I'm trying to connect to Snowflake from Google Cloud Dataproc Serverless (Batch) Spark job (Spark 3.1 on Scala 2.12, Snowflake JDBC 3.13.30, Spark Snowflake connector 2.11.3) but I get connectivity issues:
23/05/03 18:49:45 ERROR RestRequest: Stop retrying since elapsed time due to network issues has reached timeout. Elapsed: 120,138(ms), timeout: 60,000(ms)
Exception in thread "main" net.snowflake.client.jdbc.SnowflakeSQLException: JDBC driver encountered communication error. Message: Exception encountered for HTTP request: Connect to XXX.snowflakecomputing.com:443 [XXX.snowflakecomputing.com/34.107.221.154] failed: connect timed out.
I tried running it using default Dataproc solution (the one where you create clusters yourself) and there the problem doesn't occur there. Are there additional firewall rules which prevent Spark Serverless from reaching the outside world?
The error message you received indicates a connectivity issue between your Spark job running on Google Cloud Dataproc Serverless and Snowflake. Here are a few things you can check and try to resolve the issue:
Firewall rules: Make sure there are no additional firewall rules that prevent the Spark job from reaching the Snowflake service. You mentioned that the problem does not occur when using the default Dataproc solution, so it's possible that there are additional firewall restrictions in the serverless environment. Check your networking configuration and consult with your network administrator to ensure the necessary connectivity is allowed1.
Network troubleshooting with SnowCD: Snowflake provides a network diagnostic tool called SnowCD. You can use SnowCD to evaluate and troubleshoot your network connection to Snowflake. It can be helpful during the initial configuration process and for on-demand troubleshooting. Refer to Snowflake's documentation on how to use SnowCD to verify your network connection
Please refer to the following link: https://docs.snowflake.com/developer-guide/jdbc/jdbc-configure
3. Proxy server settings: If you are using a proxy server to connect to Snowflake, make sure the proxy settings are correctly configured. There are two ways to specify a proxy server with the Snowflake JDBC driver: by setting Java system properties or by including the proxy host and port information in the JDBC connection string or the Properties
object passed to the DriverManager.getConnection()
method0Propertiesobject passed to
the
DriverManager.getConnection() method. \n\nBoth techniques are documented below","pub_date":null}}
.
If you choose to set the proxy system properties in your code, you can use the System.setProperty
method to set the necessary properties. Here's an example:
System.setProperty("http.useProxy", "true");
System.setProperty("http.proxyHost", "proxyHost Value");
System.setProperty("http.proxyPort", "proxyPort Value");
System.setProperty("https.proxyHost", "proxyHost HTTPS Value");
System.setProperty("https.proxyPort", "proxyPort HTTPS Value");
System.setProperty("http.proxyProtocol", "https");
Hi, this sounds like a very generic solution:
1. Can you create firewall rules in GCP which aim directly at Spark Serverless while omitting Dataproc? They're running in the same network.
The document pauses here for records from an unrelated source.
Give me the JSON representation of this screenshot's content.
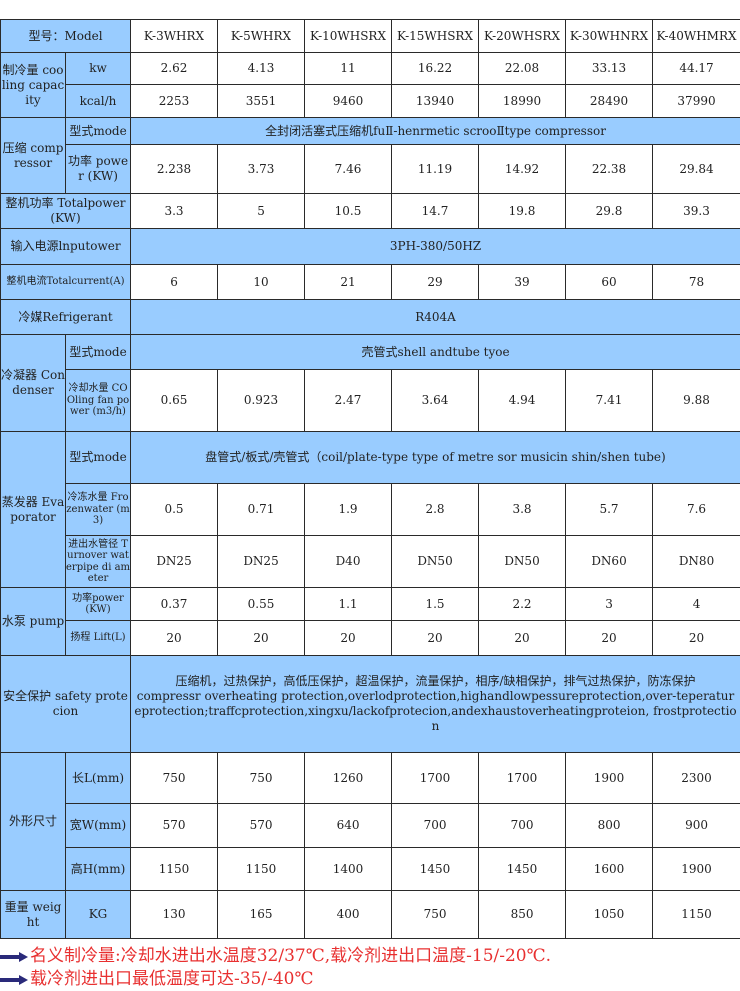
{
  "header": {
    "label": "型号：Model",
    "models": [
      "K-3WHRX",
      "K-5WHRX",
      "K-10WHSRX",
      "K-15WHSRX",
      "K-20WHSRX",
      "K-30WHNRX",
      "K-40WHMRX"
    ]
  },
  "cooling": {
    "label": "制冷量 cooling capacity",
    "kw_label": "kw",
    "kw": [
      "2.62",
      "4.13",
      "11",
      "16.22",
      "22.08",
      "33.13",
      "44.17"
    ],
    "kcal_label": "kcal/h",
    "kcal": [
      "2253",
      "3551",
      "9460",
      "13940",
      "18990",
      "28490",
      "37990"
    ]
  },
  "compressor": {
    "label": "压缩 comp ressor",
    "mode_label": "型式mode",
    "mode": "全封闭活塞式压缩机fuⅡ-henrmetic scrooⅡtype compressor",
    "power_label": "功率 power (KW)",
    "power": [
      "2.238",
      "3.73",
      "7.46",
      "11.19",
      "14.92",
      "22.38",
      "29.84"
    ]
  },
  "total_power": {
    "label": "整机功率 Totalpower (KW)",
    "values": [
      "3.3",
      "5",
      "10.5",
      "14.7",
      "19.8",
      "29.8",
      "39.3"
    ]
  },
  "input_power": {
    "label": "输入电源lnputower",
    "value": "3PH-380/50HZ"
  },
  "total_current": {
    "label": "整机电流Totalcurrent(A)",
    "values": [
      "6",
      "10",
      "21",
      "29",
      "39",
      "60",
      "78"
    ]
  },
  "refrigerant": {
    "label": "冷媒Refrigerant",
    "value": "R404A"
  },
  "condenser": {
    "label": "冷凝器 Condenser",
    "mode_label": "型式mode",
    "mode": "壳管式shell andtube tyoe",
    "water_label": "冷却水量 COOling fan power (m3/h)",
    "water": [
      "0.65",
      "0.923",
      "2.47",
      "3.64",
      "4.94",
      "7.41",
      "9.88"
    ]
  },
  "evaporator": {
    "label": "蒸发器 Evaporator",
    "mode_label": "型式mode",
    "mode": "盘管式/板式/壳管式（coil/plate-type type of metre sor musicin shin/shen tube)",
    "frozen_label": "冷冻水量 Frozenwater (m3)",
    "frozen": [
      "0.5",
      "0.71",
      "1.9",
      "2.8",
      "3.8",
      "5.7",
      "7.6"
    ],
    "pipe_label": "进出水管径 Turnover waterpipe di ameter",
    "pipe": [
      "DN25",
      "DN25",
      "D40",
      "DN50",
      "DN50",
      "DN60",
      "DN80"
    ]
  },
  "pump": {
    "label": "水泵 pump",
    "power_label": "功率power (KW)",
    "power": [
      "0.37",
      "0.55",
      "1.1",
      "1.5",
      "2.2",
      "3",
      "4"
    ],
    "lift_label": "扬程 Lift(L)",
    "lift": [
      "20",
      "20",
      "20",
      "20",
      "20",
      "20",
      "20"
    ]
  },
  "safety": {
    "label": "安全保护 safety protecion",
    "value_cn": "压缩机，过热保护，高低压保护，超温保护，流量保护，相序/缺相保护，排气过热保护，防冻保护",
    "value_en": "compressr overheating protection,overlodprotection,highandlowpessureprotection,over-teperatureprotection;traffcprotection,xingxu/lackofprotecion,andexhaustoverheatingproteion,     frostprotection"
  },
  "dimensions": {
    "label": "外形尺寸",
    "length_label": "长L(mm)",
    "length": [
      "750",
      "750",
      "1260",
      "1700",
      "1700",
      "1900",
      "2300"
    ],
    "width_label": "宽W(mm)",
    "width": [
      "570",
      "570",
      "640",
      "700",
      "700",
      "800",
      "900"
    ],
    "height_label": "高H(mm)",
    "height": [
      "1150",
      "1150",
      "1400",
      "1450",
      "1450",
      "1600",
      "1900"
    ]
  },
  "weight": {
    "label": "重量 weight",
    "unit": "KG",
    "values": [
      "130",
      "165",
      "400",
      "750",
      "850",
      "1050",
      "1150"
    ]
  },
  "notes": [
    "名义制冷量:冷却水进出水温度32/37℃,载冷剂进出口温度-15/-20℃.",
    "载冷剂进出口最低温度可达-35/-40℃"
  ],
  "colors": {
    "header_bg": "#99ccff",
    "note_text": "#e83030",
    "arrow": "#2a2a7a"
  }
}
2. Can you use SnowCD in Spark Serverless instance?
3. We don't use proxy
For a list of Dataproc Serverless Spark supported runtime releases see the following link:
https://cloud.google.com/dataproc-serverless/docs/concepts/versions/spark-runtime-versions
I know this page very well, but it doesn't apply to any of my follow-up questions.
1. Firewall rules are configured to restrict access to Spark web UIs within the same VM. They are not configurable.
2. SnowCD is not currently available with Serverless Spark.
I was having a similar issue with connecting from Dataproc Serverless to an on-prem storage appliance. Setting egress firewall rules did not work. Tried using a custom container and that also did not work. It is very frustrating that this limitation does not seem to be documented anywhere. Finally, solved this by creating a Cloud NAT (needed because Dataproc Serverless nodes do not have external IPs) in addition to making sure that proper egress firewall rules are in place.
I understand that you encountered difficulties connecting from Dataproc Serverless to an on-prem storage appliance and that setting egress firewall rules and using a custom container did not resolve the issue. It can be frustrating when such limitations are not clearly documented.
In your case, you were able to solve the problem by creating a Cloud NAT and ensuring that the proper egress firewall rules were in place. Cloud NAT allows instances without external IP addresses, such as Dataproc Serverless nodes, to communicate with resources outside of the Google Cloud environment. By configuring Cloud NAT and ensuring the appropriate egress firewall rules are set up, you were able to establish the connection between Dataproc Serverless and your on-prem storage appliance.